Zutaten für Steckrübensuppe

Zutaten für Portionen

ZutatMengeHinweise
Steckrübe800 gdick geschält
Kartoffeln400 gmehligkochend
Möhren300 g
Lauch1 Stangedas Weiße und Hellgrüne
Zwiebeln2 Stück
Knoblauch2 Zehen
Butter2 ELalternativ Pflanzenöl
Gemüsebrühe1.2 lkräftig gewürzt
Sahne150 mloder Hafercuisine
Kümmel1 TLganz, im Mörser leicht zerstoßen
geriebene Muskatnuss1 Prise
Majoran1 TLgetrocknet
Salz und Pfeffernach Geschmack
glatte Petersilie1 Bundfein gehackt, als Garnitur
Kürbiskernöl2 ELoptional, zum Verfeinern

Zubereitung

  1. Gemüse vorbereiten: Steckrübe gründlich waschen, mit einem stabilen Messer Stiel und Wurzelansatz abschneiden und die Schale großzügig entfernen. Die holzige Außenschicht ist zäh, hier ruhig zwei bis drei Millimeter wegnehmen. Anschließend in etwa zwei Zentimeter große Würfel schneiden. Kartoffeln und Möhren schälen und ebenfalls würfeln. Lauch längs halbieren, gründlich waschen und in feine Ringe schneiden. Zwiebeln und Knoblauch fein hacken.
  2. Zwiebeln und Lauch anschwitzen: Butter in einem großen Topf bei mittlerer Hitze schmelzen. Zwiebeln und Lauch zugeben und unter gelegentlichem Rühren etwa fünf Minuten glasig dünsten, ohne dass sie Farbe nehmen. In der letzten Minute den Knoblauch zufügen und nur kurz mitziehen lassen, sonst wird er bitter.
  3. Wurzelgemüse zugeben: Steckrübe, Kartoffel- und Möhrenwürfel in den Topf geben und unter Rühren zwei bis drei Minuten mitdünsten. So nehmen sie die Aromen aus Butter und Zwiebel auf. Mit dem zerstoßenen Kümmel bestreuen und kurz mitrösten, das setzt die ätherischen Öle frei.
  4. Mit Brühe ablöschen: Heiße Gemüsebrühe angießen, sodass das Gemüse gerade bedeckt ist. Majoran zugeben und alles aufkochen. Hitze reduzieren und zugedeckt etwa 25 Minuten leise köcheln lassen, bis die Steckrübe weich ist. Mit der Messerspitze testen – sie sollte ohne Widerstand durchgleiten.
  5. Pürieren und abschmecken: Topf vom Herd nehmen und die Suppe mit einem Stabmixer fein pürieren. Wer es besonders samtig mag, streicht sie zusätzlich durch ein grobes Sieb. Sahne einrühren, mit Muskat, Salz und Pfeffer abschmecken. Bei Bedarf noch etwas Brühe nachgießen, falls die Suppe zu dick ist.
  6. Anrichten: Suppe in vorgewärmte Teller füllen. Mit gehackter Petersilie bestreuen, einen kleinen Spritzer Kürbiskernöl darüberträufeln und sofort servieren. Dazu passen frisches Bauernbrot oder geröstete Roggencroutons.

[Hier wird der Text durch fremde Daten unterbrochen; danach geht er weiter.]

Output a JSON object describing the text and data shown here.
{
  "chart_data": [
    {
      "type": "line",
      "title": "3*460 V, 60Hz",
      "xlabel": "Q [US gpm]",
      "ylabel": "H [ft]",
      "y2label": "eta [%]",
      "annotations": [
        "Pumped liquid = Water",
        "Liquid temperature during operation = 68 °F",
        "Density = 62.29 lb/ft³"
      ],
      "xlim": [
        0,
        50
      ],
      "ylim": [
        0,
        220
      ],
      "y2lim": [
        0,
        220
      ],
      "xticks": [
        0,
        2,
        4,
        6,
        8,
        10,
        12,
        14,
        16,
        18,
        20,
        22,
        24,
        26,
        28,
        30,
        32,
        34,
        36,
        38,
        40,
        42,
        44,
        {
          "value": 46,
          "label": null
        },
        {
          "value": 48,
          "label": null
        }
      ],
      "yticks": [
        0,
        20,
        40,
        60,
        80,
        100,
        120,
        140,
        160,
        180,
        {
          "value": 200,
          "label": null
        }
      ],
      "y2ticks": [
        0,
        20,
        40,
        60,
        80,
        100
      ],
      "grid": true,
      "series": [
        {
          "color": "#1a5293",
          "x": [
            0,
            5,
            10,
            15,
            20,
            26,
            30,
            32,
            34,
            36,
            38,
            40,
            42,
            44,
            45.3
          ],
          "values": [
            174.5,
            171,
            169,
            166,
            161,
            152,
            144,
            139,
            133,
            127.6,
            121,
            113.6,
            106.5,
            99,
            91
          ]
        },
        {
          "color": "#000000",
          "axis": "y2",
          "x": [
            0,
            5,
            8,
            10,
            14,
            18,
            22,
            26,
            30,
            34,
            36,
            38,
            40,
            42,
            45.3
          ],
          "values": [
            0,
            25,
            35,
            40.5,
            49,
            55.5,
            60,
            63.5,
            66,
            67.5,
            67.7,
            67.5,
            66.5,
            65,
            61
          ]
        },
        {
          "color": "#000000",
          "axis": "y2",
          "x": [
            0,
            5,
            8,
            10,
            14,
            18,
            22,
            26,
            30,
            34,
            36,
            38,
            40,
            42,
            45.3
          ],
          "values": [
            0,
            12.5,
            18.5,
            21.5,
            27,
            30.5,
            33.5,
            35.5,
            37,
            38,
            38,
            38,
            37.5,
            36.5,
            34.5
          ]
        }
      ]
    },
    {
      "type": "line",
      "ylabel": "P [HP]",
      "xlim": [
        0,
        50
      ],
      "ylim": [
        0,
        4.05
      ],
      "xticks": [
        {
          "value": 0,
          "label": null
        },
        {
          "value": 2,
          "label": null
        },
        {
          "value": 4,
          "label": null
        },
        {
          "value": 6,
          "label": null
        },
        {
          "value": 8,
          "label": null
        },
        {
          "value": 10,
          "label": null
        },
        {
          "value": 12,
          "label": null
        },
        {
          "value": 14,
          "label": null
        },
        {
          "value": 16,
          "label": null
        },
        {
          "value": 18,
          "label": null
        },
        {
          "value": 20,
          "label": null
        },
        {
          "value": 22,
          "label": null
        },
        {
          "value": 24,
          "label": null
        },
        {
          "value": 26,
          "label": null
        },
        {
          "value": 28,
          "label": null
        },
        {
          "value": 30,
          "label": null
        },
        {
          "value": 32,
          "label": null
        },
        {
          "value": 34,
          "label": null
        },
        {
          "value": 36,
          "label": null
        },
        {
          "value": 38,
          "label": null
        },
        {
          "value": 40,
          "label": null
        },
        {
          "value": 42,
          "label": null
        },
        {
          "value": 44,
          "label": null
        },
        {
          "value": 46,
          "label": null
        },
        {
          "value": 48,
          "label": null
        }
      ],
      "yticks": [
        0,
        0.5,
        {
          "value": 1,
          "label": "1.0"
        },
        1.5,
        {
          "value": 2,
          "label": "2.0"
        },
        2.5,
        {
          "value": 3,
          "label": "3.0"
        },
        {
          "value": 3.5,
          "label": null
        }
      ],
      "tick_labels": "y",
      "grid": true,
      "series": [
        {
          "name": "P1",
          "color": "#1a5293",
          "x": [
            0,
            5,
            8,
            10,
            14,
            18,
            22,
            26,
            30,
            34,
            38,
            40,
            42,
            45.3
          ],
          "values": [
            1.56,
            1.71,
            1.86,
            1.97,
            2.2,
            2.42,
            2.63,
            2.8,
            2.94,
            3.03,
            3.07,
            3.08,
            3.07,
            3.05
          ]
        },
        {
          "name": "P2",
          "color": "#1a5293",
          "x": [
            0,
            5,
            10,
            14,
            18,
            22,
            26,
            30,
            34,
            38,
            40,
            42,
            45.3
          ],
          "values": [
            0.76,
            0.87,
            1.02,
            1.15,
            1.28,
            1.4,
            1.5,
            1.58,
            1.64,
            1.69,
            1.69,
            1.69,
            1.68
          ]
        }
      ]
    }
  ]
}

Die Geschichte der Steckrübensuppe

Die Steckrübe, in Norddeutschland als Wruke oder Wruggen bekannt, ist eine Kreuzung aus Kohl und Rübe und stammt vermutlich aus Skandinavien. Im 17. Jahrhundert kam sie nach Deutschland, wo sie zunächst als „Schwedische Rübe“ gehandelt wurde. Lange galt sie als Tierfutter, bis ein historisches Ereignis ihren Ruf über Generationen prägte: der Steckrübenwinter 1916/17. Nach einer katastrophalen Kartoffelernte im Ersten Weltkrieg blieb in Deutschland kaum noch etwas zu essen, und die Steckrübe wurde zur Notration. Steckrübensuppe, Steckrübenbrot, Steckrübenmus, sogar Steckrübenmarmelade und -kaffee landeten auf den Tellern. Eine ganze Generation verband das Gemüse danach mit Hunger und Entbehrung, und in vielen Familien verschwand es jahrzehntelang aus der Küche.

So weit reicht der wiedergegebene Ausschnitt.